Woodruff – A lot to think about. Sheila.

Two Deaf Ladies at a Rally

Tate – On a presidential campaign, though, you can look at, if you are out on this traveling road show, which is a made for TV movie. I mean I was a press secretary to a presidential candidate and I never understood. Maybe Alan Simpson can explain this. I never understood how going to a rally in a town square where everybody wore strange hats and screamed a lot changed voters' minds. But it does. And I remember when Jim Angle was with National Public Radio. He had the ability to step back and look at some of this silliness. He did some of the best reporting on the foibles of campaigning. I think this would be a great way to keep your head screwed on right if you were a reporter on a campaign. He once did an interview in Anchorage, Alaska when we were on the ground for a rally in the freezing cold. He interviewed two deaf ladies about what they had gotten out of it. Of course, they had gotten nothing out of it because they couldn't hear anything. He did the cutest interview with them and the sister who had brought them and the experience. I do think that the issues that really matter in deciding a presidential election are the economy and national security issues, defense issues, war and peace. The degree to which those issues are stable, where there's not a big concern about either one of them, the other issues surface. What the media has to consider and judge is how closely those issues are held. People will respond to a poll and say yes, we must deal with health care, we must deal with education, we must deal with this. But if the economy turns bad all of that sinks way to the bottom and they care about jobs and the economy. If there is a real external threat of some kind that becomes the only issue that decides, the serious issue that decides the election.

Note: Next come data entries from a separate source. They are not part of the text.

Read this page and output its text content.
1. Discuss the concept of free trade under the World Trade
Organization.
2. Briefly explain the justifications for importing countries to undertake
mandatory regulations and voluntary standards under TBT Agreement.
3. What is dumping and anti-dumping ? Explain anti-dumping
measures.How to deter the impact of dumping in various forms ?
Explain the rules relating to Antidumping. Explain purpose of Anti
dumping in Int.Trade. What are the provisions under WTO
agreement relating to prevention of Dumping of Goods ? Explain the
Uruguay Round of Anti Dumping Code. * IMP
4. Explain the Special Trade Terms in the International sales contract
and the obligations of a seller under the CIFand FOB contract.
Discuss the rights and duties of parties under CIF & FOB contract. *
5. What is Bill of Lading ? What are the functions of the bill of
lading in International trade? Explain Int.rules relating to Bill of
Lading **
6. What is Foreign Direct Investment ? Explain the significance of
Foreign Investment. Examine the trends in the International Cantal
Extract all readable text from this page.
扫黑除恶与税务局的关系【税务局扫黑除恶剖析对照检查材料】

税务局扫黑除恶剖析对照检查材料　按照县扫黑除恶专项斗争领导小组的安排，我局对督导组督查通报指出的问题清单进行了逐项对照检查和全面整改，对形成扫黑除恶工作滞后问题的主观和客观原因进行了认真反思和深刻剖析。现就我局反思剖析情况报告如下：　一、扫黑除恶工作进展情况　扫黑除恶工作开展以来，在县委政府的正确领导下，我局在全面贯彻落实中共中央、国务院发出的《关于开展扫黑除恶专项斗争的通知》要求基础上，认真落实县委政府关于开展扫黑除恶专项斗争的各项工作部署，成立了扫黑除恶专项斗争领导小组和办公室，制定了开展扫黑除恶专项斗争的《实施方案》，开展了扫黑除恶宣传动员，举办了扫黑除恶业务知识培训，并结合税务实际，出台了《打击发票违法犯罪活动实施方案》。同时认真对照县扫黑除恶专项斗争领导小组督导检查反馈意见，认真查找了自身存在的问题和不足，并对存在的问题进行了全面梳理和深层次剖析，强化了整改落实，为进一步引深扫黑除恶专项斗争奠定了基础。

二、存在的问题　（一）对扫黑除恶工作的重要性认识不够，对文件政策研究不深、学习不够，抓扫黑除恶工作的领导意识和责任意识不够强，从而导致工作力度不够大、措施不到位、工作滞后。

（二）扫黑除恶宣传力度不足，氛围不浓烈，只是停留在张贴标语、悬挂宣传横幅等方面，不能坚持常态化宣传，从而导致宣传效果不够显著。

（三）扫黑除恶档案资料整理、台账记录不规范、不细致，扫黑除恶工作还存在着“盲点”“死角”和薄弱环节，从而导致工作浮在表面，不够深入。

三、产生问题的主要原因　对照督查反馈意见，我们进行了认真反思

Page – So the lesson of that is that the worst place to cover a campaign is on a campaign, right?

Tate – I wouldn't disagree with that.

? – Deaf women at a rally are cheerleaders who are railing against the ACLU when they don't know what it is. The best place to cover a campaign are the places where we're increasingly covering campaigns. We now have a reporter who does nothing but cover campaign money and so do other newspapers. That's not a beat that ever existed before at my newspaper. Now it consumes a person full time. If you're on a campaign then you tend to go to the rallies and think they matter. You start to think it matters who a candidate's pollster when frankly I think it matters not at all. If you're not on a campaign maybe you focus on who's giving money, which is an important issue, or what's happening with the economy and what prescriptions.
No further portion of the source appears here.